You may remember that back in October I spoke about re-evaluating how I pace. I decided to go back to establishing my baseline, i.e. what I could do in a day without making my symptoms worse. I did this because I felt as though I had plateaued in my recovery.
I had reached a stage where I felt like I was taking one step forward, then one step back and getting nowhere. I’m not going to lie, at the time I felt like I was taking a massive step backwards. However, it was definitely the right thing to do and by going through this process I actually learned something interesting about what it takes to start moving forward again.
Going back to establishing my baseline meant that I literally stripped everything back and created a simple routine that I stuck to each day. I aimed to get through the day with at least 20% (if not more) energy left in my tank.
After a period of two weeks I had broken out of my boom/bust cycle. Even better, I felt like I was moving forward again.
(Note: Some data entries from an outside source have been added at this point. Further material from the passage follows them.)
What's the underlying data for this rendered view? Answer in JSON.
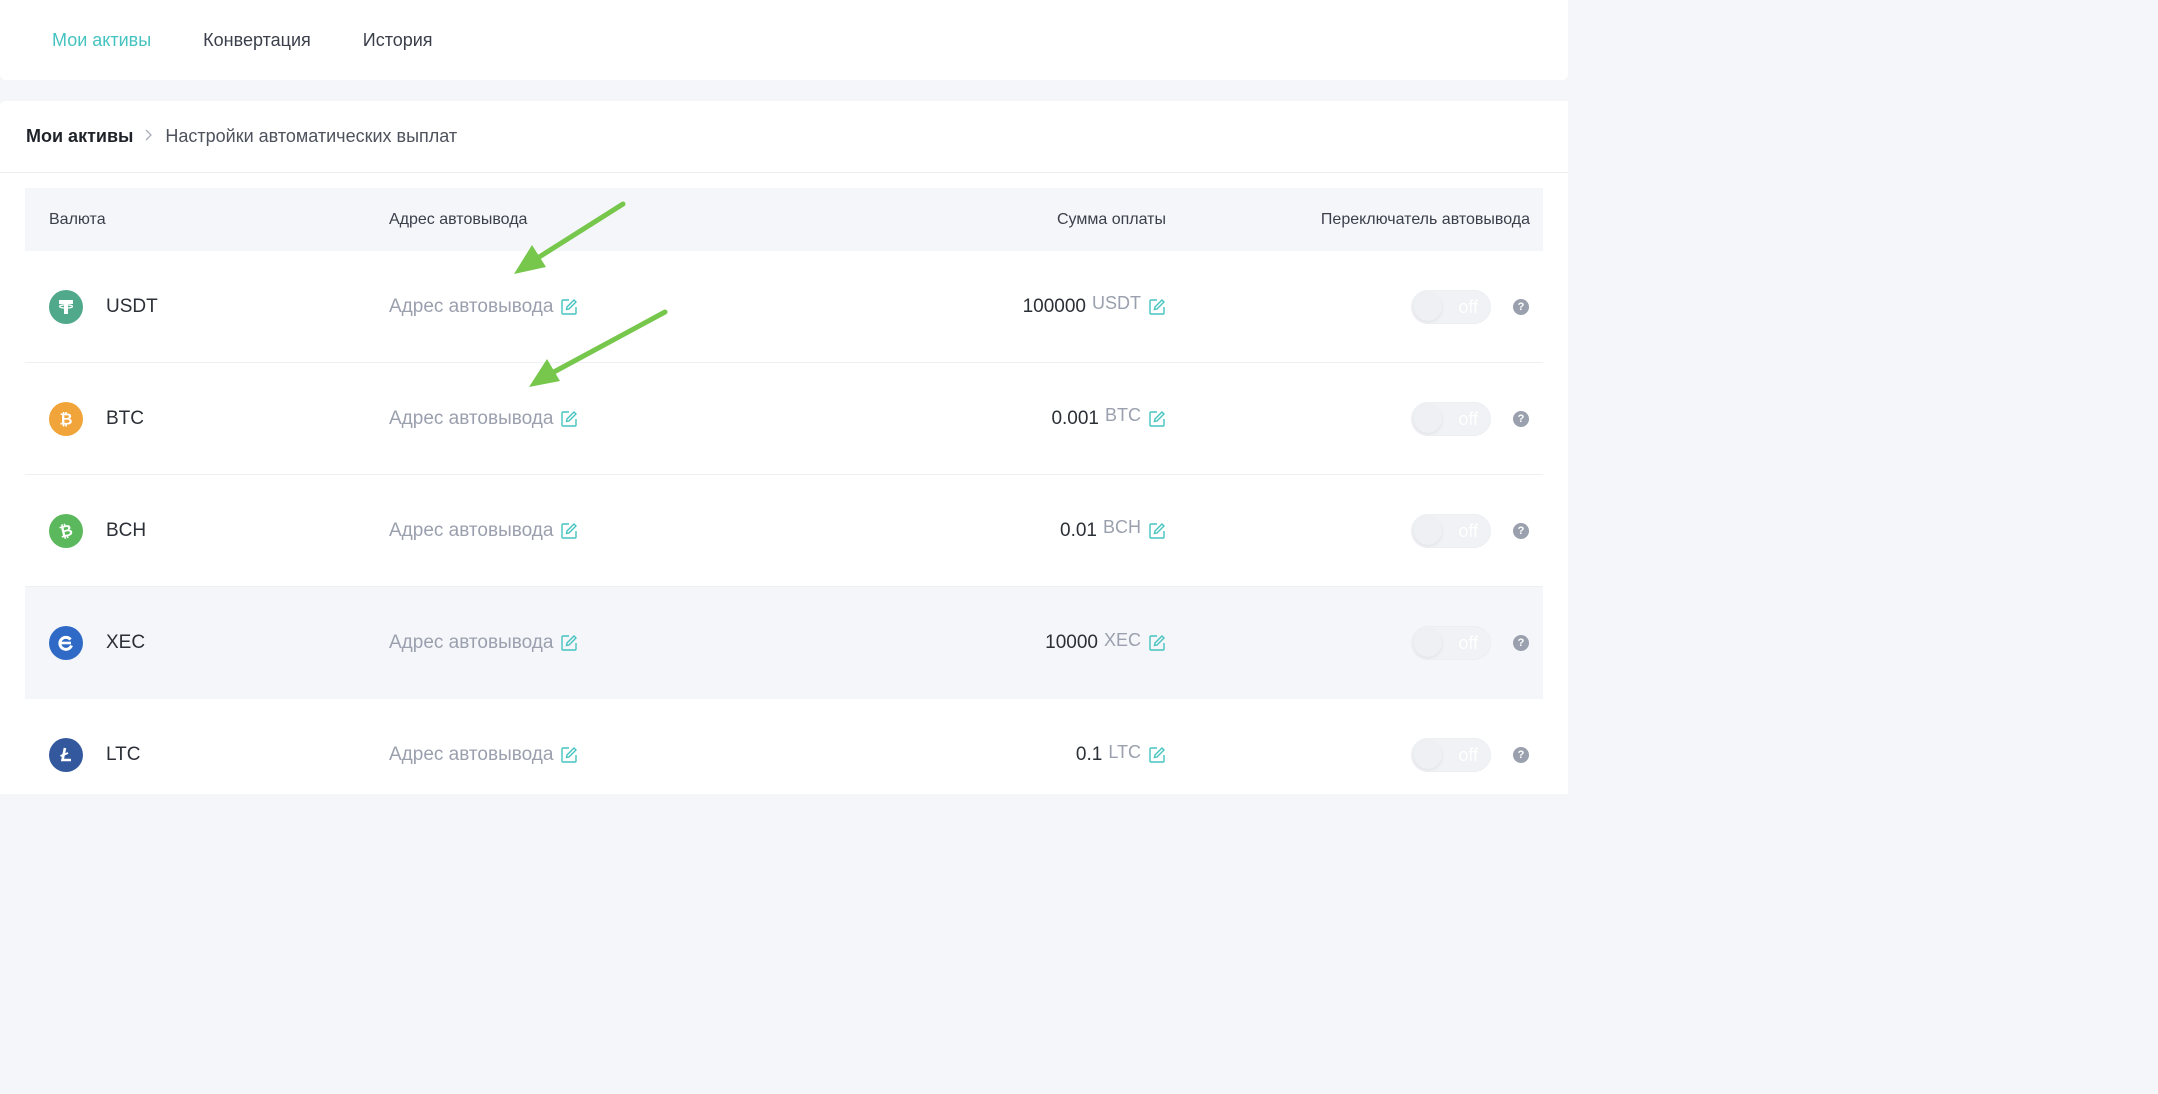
{
  "topnav": {
    "tabs": [
      {
        "label": "Мои активы",
        "active": true
      },
      {
        "label": "Конвертация",
        "active": false
      },
      {
        "label": "История",
        "active": false
      }
    ]
  },
  "breadcrumb": {
    "root": "Мои активы",
    "current": "Настройки автоматических выплат"
  },
  "table": {
    "headers": {
      "currency": "Валюта",
      "address": "Адрес автовывода",
      "amount": "Сумма оплаты",
      "switch": "Переключатель автовывода"
    },
    "rows": [
      {
        "coin": "USDT",
        "icon": "tether-icon",
        "color": "#50a98a",
        "address_placeholder": "Адрес автовывода",
        "amount": "100000",
        "unit": "USDT",
        "toggle": "off",
        "help": "?"
      },
      {
        "coin": "BTC",
        "icon": "bitcoin-icon",
        "color": "#f0a43a",
        "address_placeholder": "Адрес автовывода",
        "amount": "0.001",
        "unit": "BTC",
        "toggle": "off",
        "help": "?"
      },
      {
        "coin": "BCH",
        "icon": "bitcoin-cash-icon",
        "color": "#5cb85c",
        "address_placeholder": "Адрес автовывода",
        "amount": "0.01",
        "unit": "BCH",
        "toggle": "off",
        "help": "?"
      },
      {
        "coin": "XEC",
        "icon": "ecash-icon",
        "color": "#2f6bc6",
        "address_placeholder": "Адрес автовывода",
        "amount": "10000",
        "unit": "XEC",
        "toggle": "off",
        "help": "?"
      },
      {
        "coin": "LTC",
        "icon": "litecoin-icon",
        "color": "#34589e",
        "address_placeholder": "Адрес автовывода",
        "amount": "0.1",
        "unit": "LTC",
        "toggle": "off",
        "help": "?"
      }
    ]
  },
  "colors": {
    "accent": "#45c3c0",
    "arrow": "#76c74c"
  }
}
After a month I felt the best I had in a long, long time. I stopped feeling so ill and something strange happened- I began to feel well. Staying well within my limitations obviously played a big part of that but there was something in particular that I truly believed helped: I stopped trying so hard.
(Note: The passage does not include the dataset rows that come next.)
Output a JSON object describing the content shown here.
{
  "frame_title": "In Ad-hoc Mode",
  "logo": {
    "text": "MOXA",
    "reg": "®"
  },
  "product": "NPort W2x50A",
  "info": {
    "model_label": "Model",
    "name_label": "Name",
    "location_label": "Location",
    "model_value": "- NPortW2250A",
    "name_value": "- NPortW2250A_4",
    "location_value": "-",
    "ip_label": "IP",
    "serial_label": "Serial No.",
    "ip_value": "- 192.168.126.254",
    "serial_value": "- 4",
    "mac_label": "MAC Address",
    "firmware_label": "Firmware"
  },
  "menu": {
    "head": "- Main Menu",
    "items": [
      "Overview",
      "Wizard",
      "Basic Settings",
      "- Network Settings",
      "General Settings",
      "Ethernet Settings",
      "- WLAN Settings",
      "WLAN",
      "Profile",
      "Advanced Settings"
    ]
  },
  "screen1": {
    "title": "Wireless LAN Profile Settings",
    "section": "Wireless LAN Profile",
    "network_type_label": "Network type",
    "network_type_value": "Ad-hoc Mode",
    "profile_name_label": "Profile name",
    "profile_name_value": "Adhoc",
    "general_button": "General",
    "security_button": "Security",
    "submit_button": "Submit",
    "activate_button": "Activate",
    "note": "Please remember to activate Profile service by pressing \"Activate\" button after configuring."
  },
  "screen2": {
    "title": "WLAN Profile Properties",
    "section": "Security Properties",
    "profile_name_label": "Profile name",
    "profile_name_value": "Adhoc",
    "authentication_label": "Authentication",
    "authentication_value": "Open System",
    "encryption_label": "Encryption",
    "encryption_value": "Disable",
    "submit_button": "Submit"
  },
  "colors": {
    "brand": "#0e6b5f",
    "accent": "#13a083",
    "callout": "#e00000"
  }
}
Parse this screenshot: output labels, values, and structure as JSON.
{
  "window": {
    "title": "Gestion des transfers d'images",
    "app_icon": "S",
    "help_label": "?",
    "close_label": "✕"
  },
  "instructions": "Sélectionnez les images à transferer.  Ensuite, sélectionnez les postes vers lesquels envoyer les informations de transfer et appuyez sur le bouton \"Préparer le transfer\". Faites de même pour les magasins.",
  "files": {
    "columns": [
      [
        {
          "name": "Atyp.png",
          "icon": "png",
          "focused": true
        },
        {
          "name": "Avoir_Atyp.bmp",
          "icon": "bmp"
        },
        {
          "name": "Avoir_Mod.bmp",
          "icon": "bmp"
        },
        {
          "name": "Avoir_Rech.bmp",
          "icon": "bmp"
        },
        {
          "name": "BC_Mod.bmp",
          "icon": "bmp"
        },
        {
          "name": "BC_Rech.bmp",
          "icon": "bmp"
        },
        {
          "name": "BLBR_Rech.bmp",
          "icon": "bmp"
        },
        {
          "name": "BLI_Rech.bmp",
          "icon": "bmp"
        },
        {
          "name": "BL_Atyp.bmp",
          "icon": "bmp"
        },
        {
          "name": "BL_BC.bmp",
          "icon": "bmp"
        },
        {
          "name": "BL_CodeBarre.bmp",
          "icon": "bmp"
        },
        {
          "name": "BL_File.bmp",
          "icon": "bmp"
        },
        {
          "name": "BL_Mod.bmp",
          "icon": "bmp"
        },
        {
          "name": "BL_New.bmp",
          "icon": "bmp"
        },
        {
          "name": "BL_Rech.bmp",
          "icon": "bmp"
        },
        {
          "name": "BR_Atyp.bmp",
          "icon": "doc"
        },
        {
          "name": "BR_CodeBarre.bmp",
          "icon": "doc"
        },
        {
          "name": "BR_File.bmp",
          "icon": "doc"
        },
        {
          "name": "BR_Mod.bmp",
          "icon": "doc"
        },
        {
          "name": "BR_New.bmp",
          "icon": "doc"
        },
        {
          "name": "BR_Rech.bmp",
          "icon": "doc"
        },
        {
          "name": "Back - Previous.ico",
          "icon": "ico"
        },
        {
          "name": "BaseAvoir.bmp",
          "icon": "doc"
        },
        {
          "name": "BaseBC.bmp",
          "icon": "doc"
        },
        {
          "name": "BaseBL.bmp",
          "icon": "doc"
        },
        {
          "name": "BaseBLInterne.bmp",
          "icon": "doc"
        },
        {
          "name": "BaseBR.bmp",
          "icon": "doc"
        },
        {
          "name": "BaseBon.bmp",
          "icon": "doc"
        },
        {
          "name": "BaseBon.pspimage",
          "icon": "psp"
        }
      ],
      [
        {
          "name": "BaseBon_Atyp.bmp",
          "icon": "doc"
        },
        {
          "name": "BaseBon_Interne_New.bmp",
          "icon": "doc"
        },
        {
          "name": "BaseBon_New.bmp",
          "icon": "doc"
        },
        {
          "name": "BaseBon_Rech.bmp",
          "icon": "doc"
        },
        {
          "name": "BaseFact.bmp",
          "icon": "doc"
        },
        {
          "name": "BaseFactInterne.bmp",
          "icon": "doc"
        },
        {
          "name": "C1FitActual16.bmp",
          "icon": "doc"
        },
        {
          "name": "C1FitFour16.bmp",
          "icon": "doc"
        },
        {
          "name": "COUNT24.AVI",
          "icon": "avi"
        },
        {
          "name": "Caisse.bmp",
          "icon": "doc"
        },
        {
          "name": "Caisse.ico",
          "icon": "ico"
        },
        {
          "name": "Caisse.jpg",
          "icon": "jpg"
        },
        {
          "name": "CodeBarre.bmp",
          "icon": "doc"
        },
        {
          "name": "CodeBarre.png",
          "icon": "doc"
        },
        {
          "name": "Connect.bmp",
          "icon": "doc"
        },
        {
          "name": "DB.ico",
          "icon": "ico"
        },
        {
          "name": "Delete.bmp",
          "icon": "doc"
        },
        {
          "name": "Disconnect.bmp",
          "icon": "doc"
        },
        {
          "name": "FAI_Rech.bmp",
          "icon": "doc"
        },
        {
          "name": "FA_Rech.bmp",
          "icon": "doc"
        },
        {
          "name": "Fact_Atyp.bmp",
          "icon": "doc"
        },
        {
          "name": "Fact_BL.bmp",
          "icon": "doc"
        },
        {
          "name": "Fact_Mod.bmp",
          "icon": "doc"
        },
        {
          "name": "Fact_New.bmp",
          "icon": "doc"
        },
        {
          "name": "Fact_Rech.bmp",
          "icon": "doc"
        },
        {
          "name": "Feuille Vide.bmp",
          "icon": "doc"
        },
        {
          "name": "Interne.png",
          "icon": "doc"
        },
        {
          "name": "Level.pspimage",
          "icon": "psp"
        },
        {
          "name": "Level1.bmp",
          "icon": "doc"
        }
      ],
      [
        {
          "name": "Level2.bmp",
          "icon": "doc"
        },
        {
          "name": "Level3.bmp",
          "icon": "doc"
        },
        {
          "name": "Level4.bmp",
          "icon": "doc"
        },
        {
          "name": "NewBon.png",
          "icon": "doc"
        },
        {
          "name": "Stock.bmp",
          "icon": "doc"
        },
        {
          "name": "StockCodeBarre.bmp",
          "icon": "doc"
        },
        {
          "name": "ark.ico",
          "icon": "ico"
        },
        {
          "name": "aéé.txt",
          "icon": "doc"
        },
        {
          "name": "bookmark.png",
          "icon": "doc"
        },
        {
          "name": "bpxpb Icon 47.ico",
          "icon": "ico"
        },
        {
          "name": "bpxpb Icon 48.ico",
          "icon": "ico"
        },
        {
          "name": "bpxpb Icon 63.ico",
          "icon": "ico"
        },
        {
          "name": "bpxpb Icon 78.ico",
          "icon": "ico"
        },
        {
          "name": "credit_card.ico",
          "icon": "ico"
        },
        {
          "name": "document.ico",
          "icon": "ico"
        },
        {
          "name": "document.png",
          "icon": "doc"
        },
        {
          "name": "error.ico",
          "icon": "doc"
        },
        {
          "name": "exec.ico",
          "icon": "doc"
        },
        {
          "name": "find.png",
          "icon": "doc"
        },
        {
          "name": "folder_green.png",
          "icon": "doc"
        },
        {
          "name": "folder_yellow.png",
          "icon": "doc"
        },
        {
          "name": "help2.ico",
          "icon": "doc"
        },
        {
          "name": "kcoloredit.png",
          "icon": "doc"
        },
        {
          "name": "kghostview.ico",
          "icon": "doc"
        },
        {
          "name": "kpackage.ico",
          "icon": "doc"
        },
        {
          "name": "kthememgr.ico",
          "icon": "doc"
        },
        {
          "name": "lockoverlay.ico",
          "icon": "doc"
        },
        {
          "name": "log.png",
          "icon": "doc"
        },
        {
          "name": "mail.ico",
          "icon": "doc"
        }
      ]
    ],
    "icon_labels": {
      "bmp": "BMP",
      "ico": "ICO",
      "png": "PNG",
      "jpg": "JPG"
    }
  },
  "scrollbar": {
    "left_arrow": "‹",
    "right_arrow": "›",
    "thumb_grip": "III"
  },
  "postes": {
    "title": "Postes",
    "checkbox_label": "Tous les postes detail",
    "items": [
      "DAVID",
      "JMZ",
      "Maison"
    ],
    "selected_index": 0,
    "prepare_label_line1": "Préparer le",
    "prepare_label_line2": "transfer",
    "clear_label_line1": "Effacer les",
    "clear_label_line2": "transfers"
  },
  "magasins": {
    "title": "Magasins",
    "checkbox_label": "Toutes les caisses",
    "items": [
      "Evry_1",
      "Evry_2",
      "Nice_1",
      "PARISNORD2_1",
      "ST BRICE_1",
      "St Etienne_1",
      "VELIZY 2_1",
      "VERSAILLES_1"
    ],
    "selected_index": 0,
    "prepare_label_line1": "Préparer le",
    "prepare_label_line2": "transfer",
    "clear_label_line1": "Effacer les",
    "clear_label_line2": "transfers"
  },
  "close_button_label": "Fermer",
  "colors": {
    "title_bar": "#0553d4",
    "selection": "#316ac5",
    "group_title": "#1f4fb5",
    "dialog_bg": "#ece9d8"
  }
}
Recovery can feel all-consuming. It takes a multi-faceted approach and that means you can be thinking about multiple things. You are planning what you eat, taking supplements, ensuring that you get enough rest, thinking about the products you use, planning relaxation into each day, choosing the best exercises for you, moving when you can and pacing your activities… the list goes on.
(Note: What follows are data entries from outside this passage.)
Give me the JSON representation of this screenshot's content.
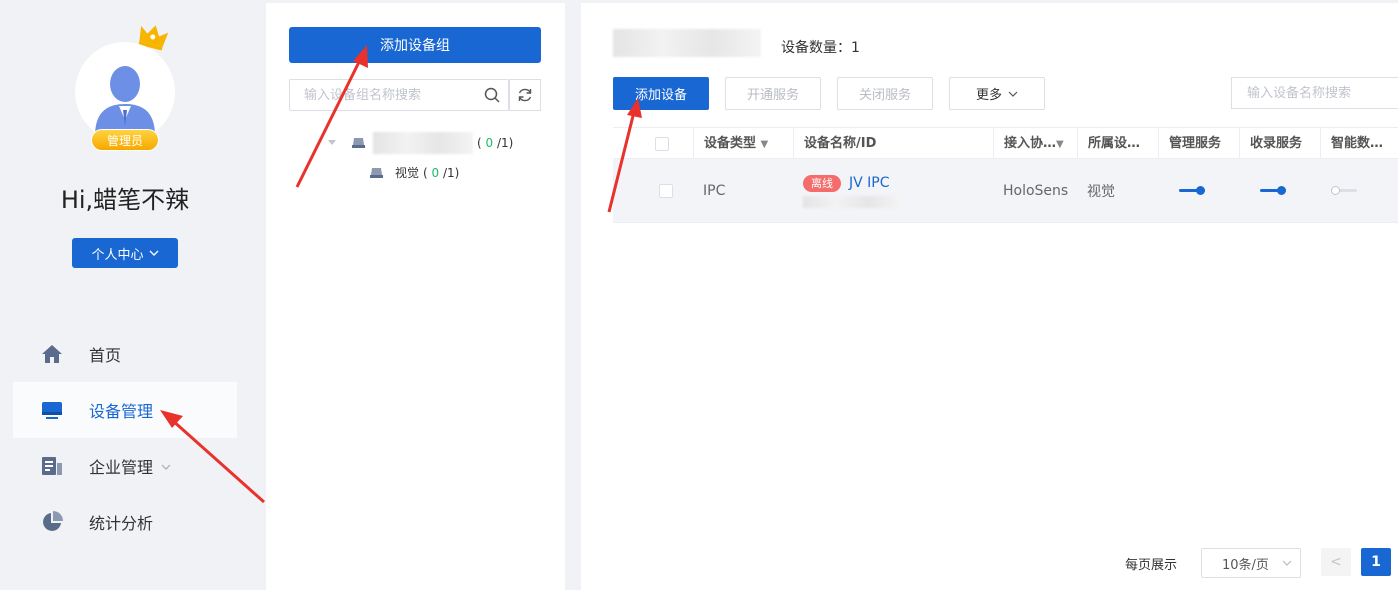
{
  "sidebar": {
    "badge": "管理员",
    "greeting": "Hi,蜡笔不辣",
    "personal_center": "个人中心",
    "nav": [
      {
        "label": "首页",
        "icon": "home-icon"
      },
      {
        "label": "设备管理",
        "icon": "monitor-icon"
      },
      {
        "label": "企业管理",
        "icon": "building-icon"
      },
      {
        "label": "统计分析",
        "icon": "pie-chart-icon"
      }
    ]
  },
  "groups": {
    "add_button": "添加设备组",
    "search_placeholder": "输入设备组名称搜索",
    "tree": {
      "root_count_online": "0",
      "root_count_total": "/1",
      "child_label": "视觉",
      "child_count_online": "0",
      "child_count_total": "/1"
    }
  },
  "main": {
    "device_count": "设备数量：1",
    "buttons": {
      "add_device": "添加设备",
      "enable_service": "开通服务",
      "disable_service": "关闭服务",
      "more": "更多"
    },
    "search_placeholder": "输入设备名称搜索",
    "table": {
      "headers": [
        "设备类型",
        "设备名称/ID",
        "接入协…",
        "所属设…",
        "管理服务",
        "收录服务",
        "智能数…"
      ],
      "rows": [
        {
          "type": "IPC",
          "status": "离线",
          "name": "JV IPC",
          "protocol": "HoloSens",
          "group": "视觉",
          "manage_service": true,
          "record_service": true,
          "smart_data": false
        }
      ]
    },
    "pagination": {
      "label": "每页展示",
      "page_size": "10条/页",
      "prev": "<",
      "current_page": "1"
    }
  },
  "colors": {
    "primary": "#1967d2",
    "offline": "#f56c6c",
    "annotation_arrow": "#e8322b",
    "badge_gold": "#f6a800"
  }
}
Paring things back reminded me that recovery can actually be a lot simpler and that there is less thinking involved if you make things a habit. Although routine can be boring, there is a beauty to it to. The simplicity of having a routine stops you trying so hard. Everything that you do becomes second nature and you do it without having to think about it.
Trying too hard simply comes from the desire to get better. It’s what we want more than anything else in the world. The problem with trying too hard– and being so desperate for something to happen– is that it creates stress. You may not be consciously aware of it, but it will be there. Stress will undo the good work you are putting in. One of the most important aspects of recovery is staying relaxed about it.
I thought I was being relaxed about my own recovery, especially seeing as I made time for relaxation every single day. However, this underlying desperation to get better overruled my good work. I had an end goal in my mind that I was desperate to get to.
Focusing so much on the future was creating stress that I didn’t need. When I pared things back in October, I also made the decision to take things day by day; I chose to focus only on the present day. This, along with my routine, is what stopped me trying so hard and enabled me to start moving forward again.
I find the concept of trying too hard an interesting one. For years I would find myself trying things that others ultimately had success with, only to find it didn’t work for me. Now, I reflect back and question if I was simply trying too hard? Was I getting in my own way of feeling better? Perhaps it’s not what you do that’s the most important factor but rather how you go about it. It’s food for thought anyway.
Just as a final point, I feel it’s important to say that a routine is just the basis to work from. Life will get in the way– it always does– but if you have a routine established, it’s something you can use to get things back under control again.
Routines will adapt and change depending on how you feel and as you progress through your recovery. It’s also worth saying that even when you feel like things are going the right way, flare ups and set backs can still happen. Don’t let that stop you from going back to what was working for you– don’t give up altogether. The path to recovery is certainly not a linear one!